Abstract

17506 Background: Therapy-related AML (t-AML) has been reported in ovarian cancer patients treated with chemotherapy and has been associated with the use of platinum. However, little is known about these patients’ clinical characteristics, cytogenetic changes, clinical course or treatment outcome. Methods: Roswell Park Cancer Institute patients with diagnoses of AML or MDS by French-American- British (FAB) Group or World Health Organization criteria following a diagnosis of ovarian cancer were retrospectively reviewed. Results: Ten patients were identified between 1990 and 2006. All 10 had received platinum chemotherapy, and 8 (80%) had also received taxanes, 4 (40%) cyclophosphamide and 3 (30%) adriamycin. The median age at ovarian cancer diagnosis was 56 (range, 49–78) years, and the median age at AML/MDS diagnosis was 62 (range, 56–81) years. The median interval from diagnosis of ovarian cancer to AML/MDS was 5.5 (range, 3–11) years, while the median survival time of 395 ovarian cancer patients treated at RPCI between 1982 and 1998 was 4.1 years (range, 1 month to 23 years).
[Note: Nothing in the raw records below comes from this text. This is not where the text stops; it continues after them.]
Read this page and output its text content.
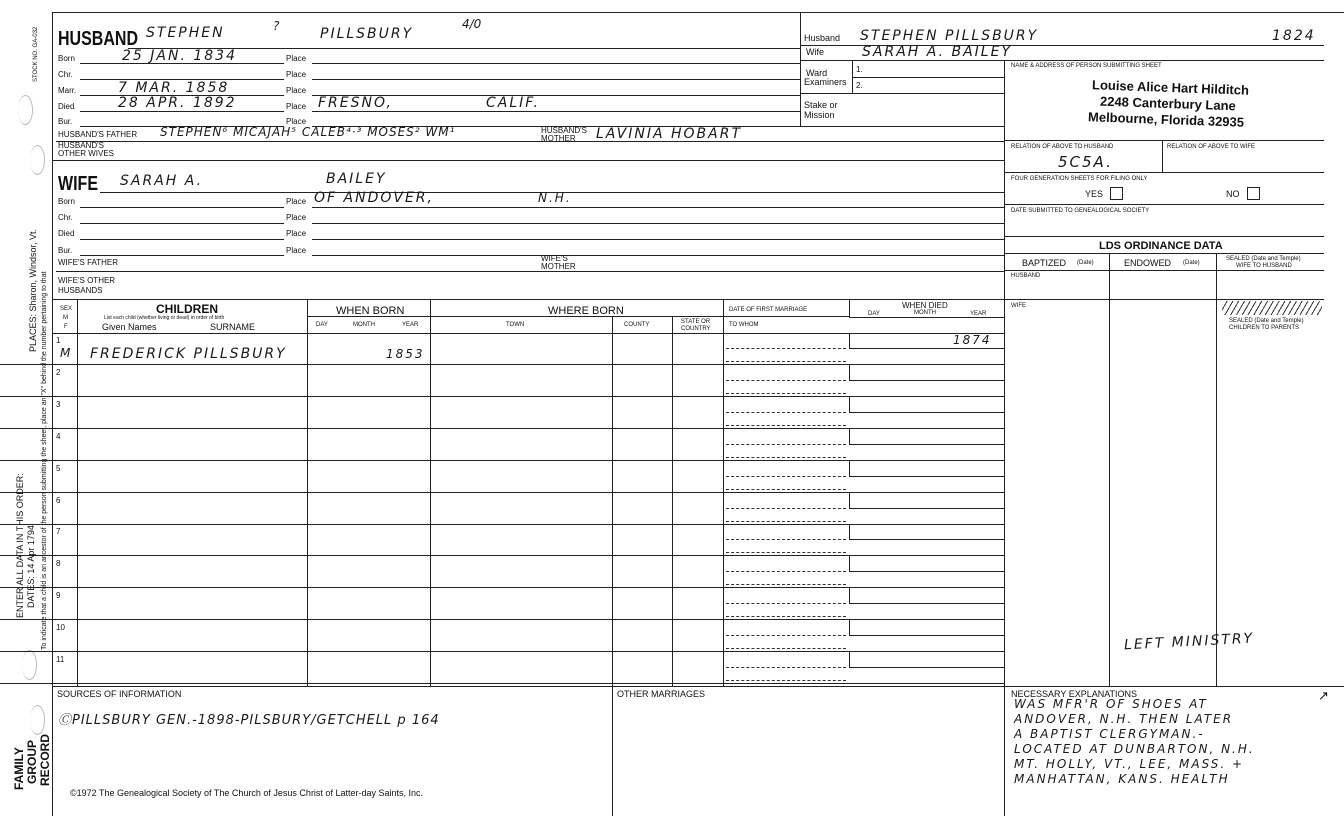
STOCK NO. GA-032
PLACES: Sharon, Windsor, Vt.
ENTER ALL DATA IN THIS ORDER: DATES: 14 Apr 1794 To indicate that a child is an ancestor of the person submitting the sheet, place an "X" behind the number pertaining to that
FAMILY GROUP RECORD
HUSBAND STEPHEN	?	PILLSBURY
4/0
Born	25 JAN. 1834	Place
Chr.	Place
Marr.	7 MAR. 1858	Place
Died	28 APR. 1892	Place FRESNO,	CALIF.
Bur.	Place
HUSBAND'S FATHER STEPHEN⁶ MICAJAH⁵ CALEB⁴·³ MOSES² WM¹	HUSBAND'S
MOTHER LAVINIA HOBART
HUSBAND'S
OTHER WIVES
WIFE SARAH A.	BAILEY
Born	Place OF ANDOVER,	N.H.
Chr.	Place
Died	Place
Bur.	Place
WIFE'S FATHER	WIFE'S
MOTHER
WIFE'S OTHER
HUSBANDS
Husband STEPHEN PILLSBURY	1824
Wife	SARAH A. BAILEY
Ward	1.
Examiners 2.
Stake or
Mission
NAME & ADDRESS OF PERSON SUBMITTING SHEET
Louise Alice Hart Hilditch
2248 Canterbury Lane
Melbourne, Florida 32935
RELATION OF ABOVE TO HUSBAND
5C5A.
RELATION OF ABOVE TO WIFE
FOUR GENERATION SHEETS FOR FILING ONLY
YES	NO
DATE SUBMITTED TO GENEALOGICAL SOCIETY
LDS ORDINANCE DATA
BAPTIZED (Date)	ENDOWED (Date)
SEALED (Date and Temple)
WIFE TO HUSBAND
HUSBAND
WIFE
SEALED (Date and Temple)
CHILDREN TO PARENTS
LEFT MINISTRY
SEX
M
F
CHILDREN
List each child (whether living or dead) in order of birth
Given Names	SURNAME
WHEN BORN
DAY	MONTH	YEAR
WHERE BORN
TOWN	COUNTY	STATE OR
COUNTRY
DATE OF FIRST MARRIAGE
TO WHOM
WHEN DIED
DAY	MONTH	YEAR
1
M FREDERICK PILLSBURY	1853
1874
2
3
4
5
6
7
8
9
10
11
SOURCES OF INFORMATION
ⒸPILLSBURY GEN.-1898-PILSBURY/GETCHELL p 164
OTHER MARRIAGES	NECESSARY EXPLANATIONS	↗
WAS MFR'R OF SHOES AT
ANDOVER, N.H. THEN LATER
A BAPTIST CLERGYMAN.-
LOCATED AT DUNBARTON, N.H.
MT. HOLLY, VT., LEE, MASS. +
MANHATTAN, KANS. HEALTH
©1972 The Genealogical Society of The Church of Jesus Christ of Latter-day Saints, Inc.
Eight patients had AML and 2 had MDS. AML FAB types were M2 in 3, M0 and M4 in 2 each, and M6 in 1. Among 9 patients with cytogenetic data available, 6 had complex karyotypes, all of which included monosomy 5 or del(5q), and three had single clonal abnormalities, all involving chromosome 7. Of 7 AML patients who received induction chemotherapy, only 3 achieved complete remissions, and remissions were brief (3, 4.5 and 5 months). Median overall survival for all ten patients after diagnosis of AML or MDS was 4 months (range, 0.5 months to 9.5 months). Conclusions: Patients with t-AML/t-MDS following therapy for ovarian cancer have unfavorable cytogenetic abnormalities, including complex karyotypes and involvement of chromosomes 5 and 7, which are typical findings following alkylating agent therapy, and these patients have a very poor prognosis. No significant financial relationships to disclose.